Kubernetes automates a lot of what you are looking for. It’s a container orchestration platform that works off of ‘desired state’ configs. So you say that want X many webservers running, if one dies, it automatically spins up a new one. If a whole machine dies, all of the containers on that machine are spun up on another machine. You can have your ‘pet’ service (i.e. named gitlab service) on top of a ‘cattle’ infrastructure (i.e. 20 something dockers somewhere on several different machines). I really think it’s the best of both worlds. It can even handle scaling based on load

Ruffalo · February 11, 2019, 6:34pm

I use LXD (LXC orchestrator) for my home server stuff. Each LXD container works exactly like a separate VM, with its own init, IP address, and everything, but unlike a VM is extremely light on resources. Works great, but you will want to run Ubuntu as the host OS as that’s where it’s developed and best supported.

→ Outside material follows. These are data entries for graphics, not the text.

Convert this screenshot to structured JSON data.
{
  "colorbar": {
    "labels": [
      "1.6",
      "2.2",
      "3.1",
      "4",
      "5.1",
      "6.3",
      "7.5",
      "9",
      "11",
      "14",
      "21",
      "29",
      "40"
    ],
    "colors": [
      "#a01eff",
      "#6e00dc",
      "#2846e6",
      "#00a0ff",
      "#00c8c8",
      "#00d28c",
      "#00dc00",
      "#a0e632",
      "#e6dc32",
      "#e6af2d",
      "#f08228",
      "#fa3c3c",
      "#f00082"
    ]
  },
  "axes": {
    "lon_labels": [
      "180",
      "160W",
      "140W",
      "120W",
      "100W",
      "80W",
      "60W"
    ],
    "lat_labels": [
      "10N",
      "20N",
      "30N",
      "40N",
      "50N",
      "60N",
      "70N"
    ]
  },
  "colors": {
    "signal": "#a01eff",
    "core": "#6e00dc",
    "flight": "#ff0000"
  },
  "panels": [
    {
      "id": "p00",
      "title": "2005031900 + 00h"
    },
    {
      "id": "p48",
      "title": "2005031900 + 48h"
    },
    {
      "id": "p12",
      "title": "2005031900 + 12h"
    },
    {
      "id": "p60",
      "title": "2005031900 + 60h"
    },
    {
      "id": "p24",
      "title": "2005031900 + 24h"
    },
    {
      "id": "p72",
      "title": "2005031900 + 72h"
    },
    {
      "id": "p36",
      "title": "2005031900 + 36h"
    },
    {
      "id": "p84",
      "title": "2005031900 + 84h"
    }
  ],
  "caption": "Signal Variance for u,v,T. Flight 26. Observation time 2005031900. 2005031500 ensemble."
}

domsch1988 · February 12, 2019, 2:48pm

I’ll only slightly add to the incredible answers already given.
I’m currently looking into Docker at work to speed up and simplify Setup of Linux Servers for Clients.
From my understanding so far, Docker is mainly useful if you need reproducible builds, a whole bunch of instances of the same thing or want to ship a complicated, preconfigured environment to multiple machines.

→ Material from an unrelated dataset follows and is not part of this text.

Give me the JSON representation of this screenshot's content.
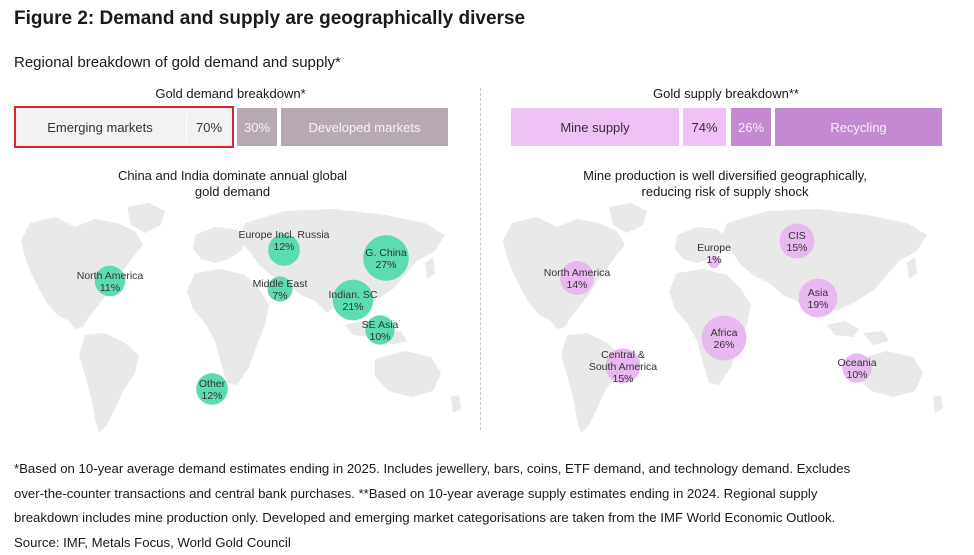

If all you do is run a single server or two, and set them up once and be done with it, i don’t see the benefit Containers would provide. A major benefit (especially once you get into swarms etc.) is scaleabilty and on demand deployment. Both are kind of useless if you have a single Hardware Server doing a predefined job you configure once for the foreseeable future.

I might be totally off though, as i’ve just started diving into the whole thing.

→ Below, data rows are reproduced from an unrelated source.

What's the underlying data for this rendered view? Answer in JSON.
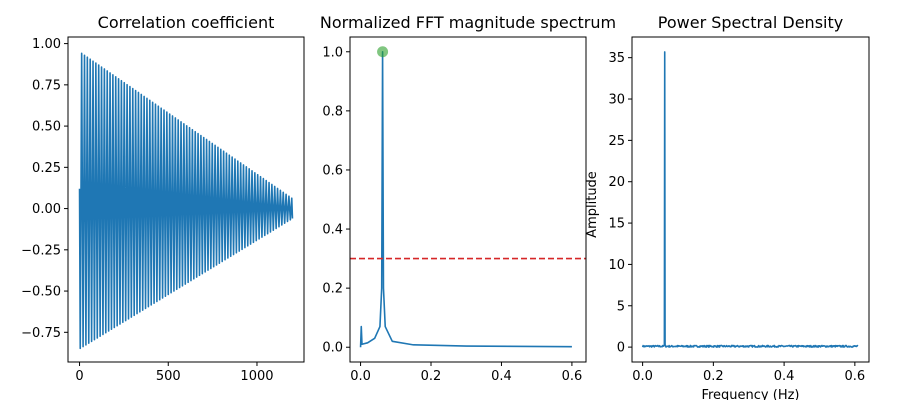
{
  "chart_data": [
    {
      "type": "line",
      "title": "Correlation coefficient",
      "xlabel": "",
      "ylabel": "",
      "xlim": [
        -65,
        1265
      ],
      "ylim": [
        -0.93,
        1.04
      ],
      "xticks": [
        0,
        500,
        1000
      ],
      "yticks": [
        -0.75,
        -0.5,
        -0.25,
        0.0,
        0.25,
        0.5,
        0.75,
        1.0
      ],
      "ytick_labels": [
        "−0.75",
        "−0.50",
        "−0.25",
        "0.00",
        "0.25",
        "0.50",
        "0.75",
        "1.00"
      ],
      "series": [
        {
          "color": "#1f77b4",
          "kind": "damped-oscillation",
          "x_range": [
            0,
            1200
          ],
          "period": 16,
          "envelope_start": 0.95,
          "envelope_end": 0.06,
          "start_value": 0.12
        }
      ]
    },
    {
      "type": "line",
      "title": "Normalized FFT magnitude spectrum",
      "xlabel": "",
      "ylabel": "",
      "xlim": [
        -0.03,
        0.64
      ],
      "ylim": [
        -0.05,
        1.05
      ],
      "xticks": [
        0.0,
        0.2,
        0.4,
        0.6
      ],
      "xtick_labels": [
        "0.0",
        "0.2",
        "0.4",
        "0.6"
      ],
      "yticks": [
        0.0,
        0.2,
        0.4,
        0.6,
        0.8,
        1.0
      ],
      "ytick_labels": [
        "0.0",
        "0.2",
        "0.4",
        "0.6",
        "0.8",
        "1.0"
      ],
      "series": [
        {
          "color": "#1f77b4",
          "points": [
            [
              0.0,
              0.0
            ],
            [
              0.002,
              0.07
            ],
            [
              0.004,
              0.01
            ],
            [
              0.02,
              0.015
            ],
            [
              0.04,
              0.03
            ],
            [
              0.055,
              0.07
            ],
            [
              0.06,
              0.2
            ],
            [
              0.0625,
              1.0
            ],
            [
              0.065,
              0.2
            ],
            [
              0.07,
              0.07
            ],
            [
              0.09,
              0.02
            ],
            [
              0.15,
              0.008
            ],
            [
              0.3,
              0.004
            ],
            [
              0.6,
              0.002
            ]
          ]
        }
      ],
      "threshold": {
        "y": 0.3,
        "color": "#d62728",
        "style": "dashed"
      },
      "peak_marker": {
        "x": 0.0625,
        "y": 1.0,
        "color": "#2ca02c"
      }
    },
    {
      "type": "line",
      "title": "Power Spectral Density",
      "xlabel": "Frequency (Hz)",
      "ylabel": "Amplitude",
      "xlim": [
        -0.03,
        0.64
      ],
      "ylim": [
        -1.8,
        37.5
      ],
      "xticks": [
        0.0,
        0.2,
        0.4,
        0.6
      ],
      "xtick_labels": [
        "0.0",
        "0.2",
        "0.4",
        "0.6"
      ],
      "yticks": [
        0,
        5,
        10,
        15,
        20,
        25,
        30,
        35
      ],
      "series": [
        {
          "color": "#1f77b4",
          "points": [
            [
              0.0,
              0.2
            ],
            [
              0.06,
              0.3
            ],
            [
              0.0625,
              35.7
            ],
            [
              0.065,
              0.3
            ],
            [
              0.61,
              0.1
            ]
          ],
          "noise_level": 0.2
        }
      ]
    }
  ]
}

hem · February 13, 2019, 8:30pm

Personally, I used to run everything bare metal, which is fine if you’ve configured it several times and is comfortable doing so. However, I’ve installed the software I use in my homelab so many times because I screwed something up somewhere, that I this time, with a new home server, decided to try out running everything in containers. Must admit, I’m positively surprised, as much with ease of working with them as with the resources the software uses.

If you deploy you containers using compose, or Portainer, it’s possible to set lower and upper limits for resources available to your containers. In docker-compose, you’d have to use the deploy tag. Also, gitlab, iirc easilty use 2G+ RAM, this can be tweaked by editing the java engine settings file (forgot exact name), but it can have consequences on the stability and functionality if you set it too low.

Here I’d use Ubuntu, I used to run Debian, but there is a bit more legwork to do when it comes to configuring it compared to Ubuntu. It’s good for learning, which is why I ran it, Ubuntu simply has more in their repos and things here and there are already configured for you, which will save you some time.

Again, imhigh.today hits the mark.

Agree with imhigh.today

Most containers allow for configuration of a volume or bind mount to access these live.

Can achieve this to some degree using Portainer image for docker. Quick to setup, works ok for standard things, if deeper information is necessary for specifics, it can be done in an alternative way. I enjoy using portainer for quick overview, I never use it for deploying containers, those i do in CLI.